Damit pro Jahr hunderte bis tausende Artikel verarbeiten werden können, sind professionelle redaktionelle Betreuung und ausreichende Finanzmittel notwendig; außerdem müssen technische Voraussetzungen erfüllt sei und etwa IT-Systeme zur Verarbeitung der Manuskripte etabliert werden. Und nicht nur die Board-Mitglieder nehmen mit der Neugründung ein großes Risiko auf sich, sondern ganz besonders auch die zukünftigen Autoren. Denn: Ein neues Journal beginnt mit einem Zitierungsindex von null.

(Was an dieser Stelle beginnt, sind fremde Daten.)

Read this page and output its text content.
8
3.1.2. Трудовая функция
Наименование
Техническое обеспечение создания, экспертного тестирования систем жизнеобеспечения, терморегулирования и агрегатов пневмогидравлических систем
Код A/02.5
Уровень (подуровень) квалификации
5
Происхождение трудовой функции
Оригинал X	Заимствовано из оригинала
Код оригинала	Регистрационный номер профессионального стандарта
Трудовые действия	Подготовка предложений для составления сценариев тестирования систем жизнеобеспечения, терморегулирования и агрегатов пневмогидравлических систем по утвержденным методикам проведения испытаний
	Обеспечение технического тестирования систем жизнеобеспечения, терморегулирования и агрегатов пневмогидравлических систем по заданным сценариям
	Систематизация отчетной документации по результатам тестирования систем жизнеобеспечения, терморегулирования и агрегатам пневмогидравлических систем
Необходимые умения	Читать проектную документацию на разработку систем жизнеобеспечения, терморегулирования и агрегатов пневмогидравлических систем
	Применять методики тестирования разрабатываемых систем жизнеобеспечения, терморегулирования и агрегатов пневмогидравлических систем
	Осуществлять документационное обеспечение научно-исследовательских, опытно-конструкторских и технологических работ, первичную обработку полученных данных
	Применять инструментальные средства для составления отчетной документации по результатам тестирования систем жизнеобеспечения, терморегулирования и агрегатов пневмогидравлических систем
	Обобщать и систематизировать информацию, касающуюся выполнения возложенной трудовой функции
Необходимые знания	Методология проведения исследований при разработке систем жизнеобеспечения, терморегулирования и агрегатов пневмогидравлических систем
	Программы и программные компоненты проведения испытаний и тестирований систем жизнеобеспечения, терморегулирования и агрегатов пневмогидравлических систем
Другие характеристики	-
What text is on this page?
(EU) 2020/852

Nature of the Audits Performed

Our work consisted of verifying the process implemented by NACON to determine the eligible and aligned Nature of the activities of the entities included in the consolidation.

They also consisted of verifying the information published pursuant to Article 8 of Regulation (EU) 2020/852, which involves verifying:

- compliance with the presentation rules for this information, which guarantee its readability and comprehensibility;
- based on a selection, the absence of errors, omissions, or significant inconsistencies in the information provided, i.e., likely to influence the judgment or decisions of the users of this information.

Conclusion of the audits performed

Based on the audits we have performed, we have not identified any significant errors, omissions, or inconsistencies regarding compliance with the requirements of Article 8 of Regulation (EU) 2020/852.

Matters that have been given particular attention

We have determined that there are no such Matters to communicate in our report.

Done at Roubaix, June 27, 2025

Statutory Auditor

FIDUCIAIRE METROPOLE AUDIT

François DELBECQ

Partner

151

Im deutschsprachigen Raum gibt es nun Unterstützung für „Gründungswillige“ durch die Veröffentlichung „Wissenschaftsgeleitetes Publizieren“ des vom Bundesforschungsministerium geförderten Projekts „Scholar-led Plus“. Unter dem Begriff „Scholar-led“ versteht man Projekte, die vorrangig in den Händen von Wissenschaftlern liegen. „Das Projekt ‚Scholar-led Plus‘ unterstützt wissenschaftsgeleitete Zeitschriften durch praxisnahe Handreichungen, bedarfsorientierte Webinare und eine Studie zur Zukunft des wissenschaftsgeleiteten Publizierens. Durch das Projekt sollen Kapazitäten aufgebaut, Wissenslücken geschlossen und das Feld strategisch weiterentwickelt werden“, sagt Marcel Wrzesinski, der das BMBF-geförderte Projekt leitet.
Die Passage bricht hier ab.